DataHub is LinkedIn’s generalized metadata search & discovery tool. To learn more about DataHub, check out our LinkedIn blog post and Strata presentation. You should also visit DataHub Architecture to get a better understanding of how DataHub is implemented and DataHub Onboarding Guide to understand how to extend DataHub for your own use case.
In general, Datahub has two types of users in mind. One has metadata, and use tools provided by Datahub to ingest metadata into Datahub; The other is to use Datahub to discover metadatas available within Datahub. Datahub provides intuitive UI, full text search capablitity, and graph relationship presentation to make the metadata discover and understanding much eaiser.
The following sequence diagram highlights the key features Datahub has, and how the two types of users - metadata ingestion engineers and metadata discover users, can take full advantage of the Datahub.
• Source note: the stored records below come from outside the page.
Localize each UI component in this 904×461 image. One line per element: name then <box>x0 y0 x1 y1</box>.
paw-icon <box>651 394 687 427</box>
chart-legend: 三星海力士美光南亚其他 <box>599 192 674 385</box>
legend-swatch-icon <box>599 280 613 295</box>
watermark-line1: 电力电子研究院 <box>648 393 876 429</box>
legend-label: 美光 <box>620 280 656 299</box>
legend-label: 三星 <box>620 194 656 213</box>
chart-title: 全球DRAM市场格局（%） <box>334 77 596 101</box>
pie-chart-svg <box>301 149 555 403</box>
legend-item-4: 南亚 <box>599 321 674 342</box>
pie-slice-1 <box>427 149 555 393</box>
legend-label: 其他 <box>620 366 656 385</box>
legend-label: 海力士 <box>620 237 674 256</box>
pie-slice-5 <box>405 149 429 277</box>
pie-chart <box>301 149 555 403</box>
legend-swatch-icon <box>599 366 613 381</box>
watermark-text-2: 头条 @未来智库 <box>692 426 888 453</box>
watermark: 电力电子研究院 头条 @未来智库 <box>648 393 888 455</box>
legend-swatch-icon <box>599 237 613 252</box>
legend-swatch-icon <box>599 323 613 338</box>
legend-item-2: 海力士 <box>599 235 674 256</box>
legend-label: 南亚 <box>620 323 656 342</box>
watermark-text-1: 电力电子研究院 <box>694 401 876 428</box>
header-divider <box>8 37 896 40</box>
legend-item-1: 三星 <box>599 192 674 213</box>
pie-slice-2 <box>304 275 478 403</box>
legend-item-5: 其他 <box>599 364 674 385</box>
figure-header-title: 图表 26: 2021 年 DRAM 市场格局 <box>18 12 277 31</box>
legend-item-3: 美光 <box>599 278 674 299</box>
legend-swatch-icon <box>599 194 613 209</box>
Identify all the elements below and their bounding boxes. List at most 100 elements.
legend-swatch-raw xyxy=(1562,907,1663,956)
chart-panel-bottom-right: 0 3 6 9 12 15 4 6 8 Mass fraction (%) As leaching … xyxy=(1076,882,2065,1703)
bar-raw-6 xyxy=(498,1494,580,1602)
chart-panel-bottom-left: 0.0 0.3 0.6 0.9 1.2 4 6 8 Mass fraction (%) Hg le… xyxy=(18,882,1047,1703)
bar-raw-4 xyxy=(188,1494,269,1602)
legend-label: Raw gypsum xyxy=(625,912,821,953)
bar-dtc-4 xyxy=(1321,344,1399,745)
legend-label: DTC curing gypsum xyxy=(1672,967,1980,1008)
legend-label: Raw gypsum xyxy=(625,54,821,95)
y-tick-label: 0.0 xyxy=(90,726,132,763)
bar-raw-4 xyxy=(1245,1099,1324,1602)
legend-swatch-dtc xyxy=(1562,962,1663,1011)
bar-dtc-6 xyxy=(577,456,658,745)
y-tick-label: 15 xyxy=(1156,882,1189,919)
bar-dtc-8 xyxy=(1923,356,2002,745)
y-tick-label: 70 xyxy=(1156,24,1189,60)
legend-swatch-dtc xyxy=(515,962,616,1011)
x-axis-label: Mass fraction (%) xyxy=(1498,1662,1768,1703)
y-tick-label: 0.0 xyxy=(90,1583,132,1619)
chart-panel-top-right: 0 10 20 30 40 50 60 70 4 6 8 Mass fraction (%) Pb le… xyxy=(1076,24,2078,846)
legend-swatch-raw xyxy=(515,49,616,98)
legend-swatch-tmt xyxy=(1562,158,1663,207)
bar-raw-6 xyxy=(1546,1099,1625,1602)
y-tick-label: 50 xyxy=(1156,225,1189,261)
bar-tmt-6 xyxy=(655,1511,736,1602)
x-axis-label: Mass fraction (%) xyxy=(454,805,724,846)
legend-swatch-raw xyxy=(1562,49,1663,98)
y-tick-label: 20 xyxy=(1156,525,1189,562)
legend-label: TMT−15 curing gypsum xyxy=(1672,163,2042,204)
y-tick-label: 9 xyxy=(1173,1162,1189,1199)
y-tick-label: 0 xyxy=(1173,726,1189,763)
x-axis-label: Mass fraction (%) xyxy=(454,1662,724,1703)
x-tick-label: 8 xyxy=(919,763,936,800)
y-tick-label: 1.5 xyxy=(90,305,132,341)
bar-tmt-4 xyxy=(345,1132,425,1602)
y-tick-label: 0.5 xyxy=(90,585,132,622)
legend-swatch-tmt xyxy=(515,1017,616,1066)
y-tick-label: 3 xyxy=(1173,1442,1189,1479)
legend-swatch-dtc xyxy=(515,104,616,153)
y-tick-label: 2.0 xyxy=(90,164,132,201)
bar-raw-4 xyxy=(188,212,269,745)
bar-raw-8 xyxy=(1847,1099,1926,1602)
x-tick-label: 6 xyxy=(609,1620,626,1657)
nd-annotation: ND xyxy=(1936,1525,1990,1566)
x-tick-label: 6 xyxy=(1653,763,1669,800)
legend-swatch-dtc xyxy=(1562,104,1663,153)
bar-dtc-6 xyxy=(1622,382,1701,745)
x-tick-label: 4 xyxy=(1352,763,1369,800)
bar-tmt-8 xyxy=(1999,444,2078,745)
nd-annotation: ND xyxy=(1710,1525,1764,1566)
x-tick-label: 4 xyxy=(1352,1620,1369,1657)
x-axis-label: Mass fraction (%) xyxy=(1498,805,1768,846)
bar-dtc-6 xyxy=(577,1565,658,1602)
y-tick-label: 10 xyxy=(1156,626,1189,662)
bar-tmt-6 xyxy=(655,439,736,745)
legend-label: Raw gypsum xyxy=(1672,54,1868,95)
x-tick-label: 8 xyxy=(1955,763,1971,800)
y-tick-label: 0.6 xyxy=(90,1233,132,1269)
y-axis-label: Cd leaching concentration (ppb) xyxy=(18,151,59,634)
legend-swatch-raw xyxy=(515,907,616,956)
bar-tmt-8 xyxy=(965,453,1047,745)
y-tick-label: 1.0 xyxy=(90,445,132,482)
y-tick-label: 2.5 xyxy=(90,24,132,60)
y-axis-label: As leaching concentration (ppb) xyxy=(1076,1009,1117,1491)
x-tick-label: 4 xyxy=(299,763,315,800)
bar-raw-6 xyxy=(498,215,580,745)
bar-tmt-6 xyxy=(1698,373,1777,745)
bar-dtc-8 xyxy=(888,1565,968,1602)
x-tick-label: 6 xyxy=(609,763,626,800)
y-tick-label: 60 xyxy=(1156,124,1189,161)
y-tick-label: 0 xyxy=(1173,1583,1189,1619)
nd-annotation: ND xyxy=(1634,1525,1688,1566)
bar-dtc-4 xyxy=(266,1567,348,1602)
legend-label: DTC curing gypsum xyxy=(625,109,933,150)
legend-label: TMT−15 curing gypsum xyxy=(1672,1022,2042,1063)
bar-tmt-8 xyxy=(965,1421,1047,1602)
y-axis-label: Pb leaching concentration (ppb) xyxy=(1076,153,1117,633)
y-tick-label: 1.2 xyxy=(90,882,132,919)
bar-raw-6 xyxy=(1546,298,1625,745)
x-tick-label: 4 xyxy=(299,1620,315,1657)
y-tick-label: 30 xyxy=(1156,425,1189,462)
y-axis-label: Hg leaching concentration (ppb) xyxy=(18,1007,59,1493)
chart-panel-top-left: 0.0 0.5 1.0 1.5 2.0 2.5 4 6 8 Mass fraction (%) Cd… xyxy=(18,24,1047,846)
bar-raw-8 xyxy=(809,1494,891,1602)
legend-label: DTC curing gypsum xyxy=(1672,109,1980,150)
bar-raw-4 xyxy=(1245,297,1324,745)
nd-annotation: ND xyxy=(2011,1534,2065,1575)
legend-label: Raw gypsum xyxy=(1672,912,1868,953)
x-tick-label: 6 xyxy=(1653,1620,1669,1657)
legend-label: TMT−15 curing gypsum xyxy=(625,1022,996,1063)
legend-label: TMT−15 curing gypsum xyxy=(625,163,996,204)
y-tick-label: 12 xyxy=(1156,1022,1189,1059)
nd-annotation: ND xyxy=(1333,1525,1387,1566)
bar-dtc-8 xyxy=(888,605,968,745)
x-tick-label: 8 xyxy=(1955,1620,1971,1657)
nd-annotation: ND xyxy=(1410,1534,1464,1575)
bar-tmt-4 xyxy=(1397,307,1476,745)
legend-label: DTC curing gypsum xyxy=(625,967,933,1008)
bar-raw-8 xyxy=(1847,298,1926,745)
- It starts with ingesting your metadata into datahub. We provide a collection of sample Python scripts for you. Those scripts work with the popular relationship databases, find metadata of the data source, and publish metadata in Avro data format to MetadataChangeEvent(MCE) Kafka topic.
- A MetadataChangeEvent (MCE) processor consumes Kafka message with given topic, and make necessary transformation, send to Generalized Metadata Service (GMS), and GMS persists the metadata to a relational database of your choice. Currently we support MySQL, PostgreSQL and MariaDB.
- GMS also checks the received metadata to find out whether there is a previous version. If so, it will publish the difference to Kafka’s MetadataAuditEvent (MAE) topic.
- MAE processor consumes MetadataAuditEvent message from Kafka, and persist to Neo4j & Elastic Search (ES).
- The frontend of Datahub talks to the metadata restful API services of GMS. The metadata discovering users can browse, search metadatas, get the details of metadata such as the owner, the lineage and other customer tags.